Sun, 07/12/2009 - 12:49 | 6626 Anonymous
Anonymous's picture

Well, "reasonable measures" in civil T/S Law doesn't mean "perfect measures," nor even "effective measures." I don't know enough about the criminal T/S case law to speak to that §.

Sun, 07/12/2009 - 13:33 | 6636 Ben_the_Bald
Ben_the_Bald's picture

Well, this is a criminal case. The DOJ may have big trouble proving that Goldman Sachs took the measures to prevent this from happening.


One last point about this code, it's not the exact code that Serge took, which he encrypted and hasn't distributed (sold) according to his lawyer. So, I doubt the real code will be exposed unless it's part of the criminal trial.

Sun, 07/12/2009 - 13:11 | 6631 Anonymous
Anonymous's picture

ZH, you're an idiot

Sun, 07/12/2009 - 13:46 | 6645 silencedogood
silencedogood's picture

Minuteman,  I am a 'code monkey' and I must concur with you.  The code looks more like a red herring to me.



Sun, 07/12/2009 - 13:52 | 6646 Anonymous
Anonymous's picture

Here let me post some random OSS project and say it's the SEKRIT CODEZ.

Fucking blue balling morons. This is how stupid a business degree makes you.

Sun, 07/12/2009 - 14:24 | 6657 Anonymous
Anonymous's picture


Sun, 07/12/2009 - 19:27 | 6682 Anonymous
Anonymous's picture

n00bs can STFU for a bit, thanks much

there is nothing to do specifically with trading in any form.

exactly as advertised, its open source code for communication between Erlang and C# processes.

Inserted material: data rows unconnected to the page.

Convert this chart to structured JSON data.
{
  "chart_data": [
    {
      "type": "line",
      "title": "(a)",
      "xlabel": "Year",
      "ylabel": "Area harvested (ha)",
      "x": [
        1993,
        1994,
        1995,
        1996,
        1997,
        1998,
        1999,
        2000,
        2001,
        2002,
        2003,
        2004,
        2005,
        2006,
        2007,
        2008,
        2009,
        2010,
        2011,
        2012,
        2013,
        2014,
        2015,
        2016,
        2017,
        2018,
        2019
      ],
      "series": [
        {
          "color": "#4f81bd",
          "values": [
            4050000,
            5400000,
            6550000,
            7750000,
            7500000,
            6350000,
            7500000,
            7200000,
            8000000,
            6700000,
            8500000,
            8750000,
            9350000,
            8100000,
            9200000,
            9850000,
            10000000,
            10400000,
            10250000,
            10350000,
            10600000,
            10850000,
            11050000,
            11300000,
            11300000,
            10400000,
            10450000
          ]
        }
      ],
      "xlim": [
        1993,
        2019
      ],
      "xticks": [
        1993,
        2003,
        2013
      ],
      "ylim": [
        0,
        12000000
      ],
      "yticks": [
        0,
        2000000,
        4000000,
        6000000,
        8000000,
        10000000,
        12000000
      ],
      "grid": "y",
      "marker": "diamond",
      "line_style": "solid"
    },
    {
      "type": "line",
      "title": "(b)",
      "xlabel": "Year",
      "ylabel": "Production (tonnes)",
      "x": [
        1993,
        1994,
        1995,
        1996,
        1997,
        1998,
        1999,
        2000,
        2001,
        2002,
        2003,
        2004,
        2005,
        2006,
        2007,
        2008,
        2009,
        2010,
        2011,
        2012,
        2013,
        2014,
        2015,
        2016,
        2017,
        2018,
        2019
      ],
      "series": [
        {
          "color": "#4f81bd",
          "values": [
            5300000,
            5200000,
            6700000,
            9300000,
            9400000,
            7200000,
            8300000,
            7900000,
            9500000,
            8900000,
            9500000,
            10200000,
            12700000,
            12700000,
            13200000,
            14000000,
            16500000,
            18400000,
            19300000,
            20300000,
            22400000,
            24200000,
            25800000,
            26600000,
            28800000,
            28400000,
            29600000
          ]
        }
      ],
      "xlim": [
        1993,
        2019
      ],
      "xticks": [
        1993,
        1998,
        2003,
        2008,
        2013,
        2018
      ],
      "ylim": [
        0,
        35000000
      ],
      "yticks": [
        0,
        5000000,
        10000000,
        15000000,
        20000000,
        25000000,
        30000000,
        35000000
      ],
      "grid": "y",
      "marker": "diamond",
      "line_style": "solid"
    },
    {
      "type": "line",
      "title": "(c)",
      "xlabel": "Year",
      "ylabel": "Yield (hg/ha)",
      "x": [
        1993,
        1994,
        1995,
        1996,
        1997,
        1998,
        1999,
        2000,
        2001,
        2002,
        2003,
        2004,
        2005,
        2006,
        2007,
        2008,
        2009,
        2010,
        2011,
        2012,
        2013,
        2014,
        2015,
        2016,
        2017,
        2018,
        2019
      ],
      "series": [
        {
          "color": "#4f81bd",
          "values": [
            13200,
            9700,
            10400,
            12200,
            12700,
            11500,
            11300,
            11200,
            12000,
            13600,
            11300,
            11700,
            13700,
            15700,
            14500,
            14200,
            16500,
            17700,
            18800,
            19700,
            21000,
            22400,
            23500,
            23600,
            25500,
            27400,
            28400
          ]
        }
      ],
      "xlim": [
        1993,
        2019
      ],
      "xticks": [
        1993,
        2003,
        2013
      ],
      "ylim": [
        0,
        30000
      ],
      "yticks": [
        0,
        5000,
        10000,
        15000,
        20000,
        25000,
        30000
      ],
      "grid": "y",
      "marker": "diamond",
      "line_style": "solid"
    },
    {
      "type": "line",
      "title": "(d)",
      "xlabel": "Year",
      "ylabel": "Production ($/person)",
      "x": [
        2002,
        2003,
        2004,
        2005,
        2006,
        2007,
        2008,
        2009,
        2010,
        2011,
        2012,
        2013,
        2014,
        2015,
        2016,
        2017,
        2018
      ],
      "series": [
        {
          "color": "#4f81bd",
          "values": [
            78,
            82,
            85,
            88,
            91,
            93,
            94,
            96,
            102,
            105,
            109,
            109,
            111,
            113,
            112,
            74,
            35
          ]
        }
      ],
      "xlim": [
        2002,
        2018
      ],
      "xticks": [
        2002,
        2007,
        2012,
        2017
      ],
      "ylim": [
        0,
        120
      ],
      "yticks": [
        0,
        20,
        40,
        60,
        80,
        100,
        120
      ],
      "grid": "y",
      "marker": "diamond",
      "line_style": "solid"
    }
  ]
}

could it be that gasp ... he was telling the truth ? (but then why did he try to erase the bash history?)

anyway, this is google code hosting, and it isn't in germany. and we already know the name of the other host and we know that that server got jumped.

so it is still possible that he did, as he said, accidentally put some other code into that other server.

Sun, 07/12/2009 - 20:20 | 6686 Anonymous
Anonymous's picture

So it seems like the code posted here is just a false lead. I for one don't care too much about the actual code, but would REALLY like to know how some of the program trading algorithms actually work. Are they mostly involved with high-frequency trades and extracting pennies by acting as pseudo market makers? I suspect some algorithms probably attempt to manipulate the market by causing bigger moves as well, for example setting off a short squeezes and such. However, having a software background but no expertise in stock analysis, I wonder how the Goldman Sachs and Renaissance Technologies of the world are pulling this off.

Perhaps a ZH reader who is a domain expert can write a quick article and shed some light on how a successful program trading algorithm actually works. What kind of inputs are being monitored? Is there some market data that is available to certain market participants but not to all? I think having some knowledge like this would do a lot to potentially even out the playing field.

Sun, 07/12/2009 - 22:25 | 6709 Anonymous
Anonymous's picture

Wait. Maybe GS and NYSE are manipulating the markets. Maybe GS and the NYSE are manipulating open source code. Really fast. Using a program!